Top cheesecakes, chia pudding, yogurt, pancakes or waffles…. anything you can think of that needs a sweet touch.
Peanut Butter Sauce –
- 2 Tbsp Peanut Butter
- 1 Tbsp Butter
- 1 tsp Sweetener (+/- to taste)
- 2 Tbsp Heavy Cream (+/- for consistency)
Melt peanut butter & butter in microwave for 30 seconds, stir well and add sweetener and cream. Stir until well mixed and creamy.
Sweet Cream Topping –
This was originally made as a frosting…but now I use it for everything. Cake frosting, cookie frosting/filling, crepe filling, topping for my chia pudding, and right off the spoon as a treat or fat bomb.
- 8 oz cream cheese (softened)
- 4 Tbsp butter (softened)
- 6 T heavy whipping cream (depending on consistency wanted)
- 1 tsp Vanilla extract (others can be used for different flavors)
- 1 Tbsp sweeter (more or less to taste)
- Mix cream cheese and butter until smooth and creamy
- Add heavy cream until you reach desired consistency
- Add sweetener and flavors(extracts)
- Mix well, and chill
You can keep this in your fridge and add other flavors to just a serving as needed….
Rhubarb Sauce –
- 1/3 cup sweetener (to taste)
- 1/4 cup water
- 2-1/4 cups sliced fresh or frozen rhubarb
- 1/2 tsp lemon juice
- In a small saucepan, bring sweetener and water to a boil.
- Add rhubarb; cook and stir for 5-10 minutes or until rhubarb is tender and mixture is slightly thickened.
- Remove from the heat; stir in lemon juice.
- Serve warm or chilled. Refrigerate leftovers.
- If using frozen rhubarb, measure rhubarb while still frozen, then thaw completely. Drain in a colander, but do not press liquid out.
Fried “Apples” (Chayote) –
- 1 cup chayote squash, peeled and cut into small cubes (remove seed)
- 1 Tbsp butter
- 1-3 Tbsp sweetener, to taste
- 2 Tbsp water
- 1/2 tsp lemon juice
- 1/2 tsp cinnamon (or apple pie spice or pumpkin pie spice)
- Peel and dice chayote, removing pit from center.
- Place chayote in a microwave proof bowl, add water. Cover and microwave 5 minutes, test doneness and continue cooking in 1 minute increments until desired texture; drain.
- Heat the butter in a medium frying pan over medium/med hi heat, add chayote and all remaining ingredients.

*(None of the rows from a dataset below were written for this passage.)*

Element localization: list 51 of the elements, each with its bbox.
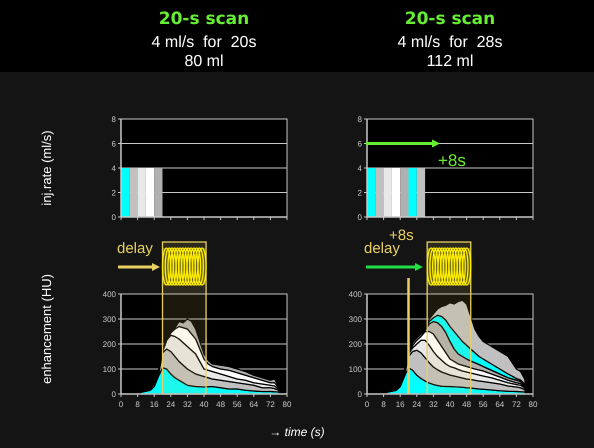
- x-tick-label: 40: [446, 400, 455, 409]
- x-tick-label: 0: [364, 400, 370, 409]
- x-tick-label: 56: [478, 400, 488, 409]
- y-tick-label: 6: [358, 140, 363, 148]
- x-tick-label: 16: [150, 400, 160, 409]
- x-tick-label: 8: [381, 400, 386, 409]
- y-tick-label: 100: [102, 365, 117, 374]
- x-tick-label: 8: [135, 400, 140, 409]
- x-tick-label: 48: [462, 400, 472, 409]
- x-tick-label: 24: [166, 400, 176, 409]
- y-tick-label: 200: [102, 340, 117, 349]
- x-tick-label: 72: [512, 400, 522, 409]
- y-tick-label: 400: [102, 290, 117, 299]
- y-tick-label: 8: [112, 115, 117, 124]
- y-tick-label: 100: [348, 365, 363, 374]
- y-tick-label: 0: [358, 390, 363, 399]
- y-tick-label: 300: [348, 315, 363, 324]
- x-tick-label: 64: [249, 400, 259, 409]
- y-tick-label: 0: [112, 390, 117, 399]
- x-tick-label: 40: [200, 400, 209, 409]
- x-axis-title: → time (s): [269, 425, 325, 439]
- x-tick-label: 32: [182, 400, 192, 409]
- chart-subtitle: 4 ml/s for 28s 112 ml: [398, 34, 502, 70]
- y-axis-title: enhancement (HU): [39, 274, 54, 384]
- x-tick-label: 48: [216, 400, 226, 409]
- x-tick-label: 80: [528, 400, 538, 409]
- x-tick-label: 16: [396, 400, 406, 409]
- y-axis-title: inj.rate (ml/s): [39, 130, 54, 206]
- chart-title: 20-s scan: [404, 9, 496, 29]
- x-tick-label: 56: [232, 400, 242, 409]
- y-tick-label: 6: [112, 140, 117, 148]
- y-tick-label: 2: [112, 188, 117, 198]
- text: delay: [117, 240, 154, 257]
- x-tick-label: 0: [118, 400, 124, 409]
- x-tick-label: 72: [266, 400, 276, 409]
- y-tick-label: 300: [102, 315, 117, 324]
- chart-subtitle: 4 ml/s for 20s 80 ml: [152, 34, 256, 70]
- x-tick-label: 32: [428, 400, 438, 409]
- annotation: +8s: [438, 151, 466, 170]
- y-tick-label: 4: [112, 164, 117, 173]
- y-tick-label: 8: [358, 115, 363, 124]
- x-tick-label: 24: [412, 400, 422, 409]
- y-tick-label: 200: [348, 340, 363, 349]
- x-tick-label: 64: [495, 400, 505, 409]
- y-tick-label: 400: [348, 290, 363, 299]
- y-tick-label: 0: [358, 213, 363, 222]
- x-tick-label: 80: [282, 400, 292, 409]
- y-tick-label: 2: [358, 188, 363, 198]
- y-tick-label: 0: [112, 213, 117, 222]
- chart-title: 20-s scan: [158, 9, 250, 29]
- y-tick-label: 4: [358, 164, 363, 173]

- Stir fry the mixture until the chayote browns and softens, about 10 minutes.
- Turn heat to low (add more water if necessary), cover and let sit for 5 minutes; stir occasionally. Turn off burner and cool; drain juice and discard.
- Place the apples in a container and refrigerate or freeze until ready to use.
Chocolate Syrup –
- 1 cup water (¾ cup for thicker sauce)
- 1/2 cup cocoa powder
- 3/4 cup sweetener (Pure stevia tends to be bitter when mixed with chocolate)
- 1/2 tsp stevia
- Pinch salt
- 1 tsp vanilla extract
- Put all in medium saucepan, whisk often until it boils.
- Take off heat, Turn down to low. Simmer for 5 min.
- Cool then put in jar.
- It will thicken as it cools.
Berry Sauce –
- 1 cup raspberries (or other berries), fresh or thawed
- 3 tbsp chia seeds
- 1 tsp vanilla
- 1/3 cup water
- 1 tsp lemon juice
- 1 tbsp powdered sweetener or more if needed
- Mash the raspberries with a fork
- Combine all ingredients in a jar or bowl and stir
- Leave in the fridge overnight
Salted Caramel –
- 4 Tbsp butter
- 1/3 cup heavy cream
- 1 Tbsp sweetener
- 1/4 tsp salt (+/- to taste)
- salt for garnish (optional)
- In frying pan add butter to melt over medium heat
- Stir constantly the whole time
- The butter will become a golden brown color
- Add the cream
- When it begins to bubble, lower the heat to simmer add the sweetener
- Don’t over heat.
- Add a pinch of salt and continue stirring until it begins to look like caramel and thickens
- Sprinkle salt over top when serving if desired
- 1/2 c almond flour
- 2 T cold butter
- 1/2 tsp apple pie spice or cinnamon
- Chopped nuts (optional)
- Mix until crumbly.
- Top dessert with crumb mixture, or lay out on a sheet pan
- Bake 350 for 20 min or until topping is golden.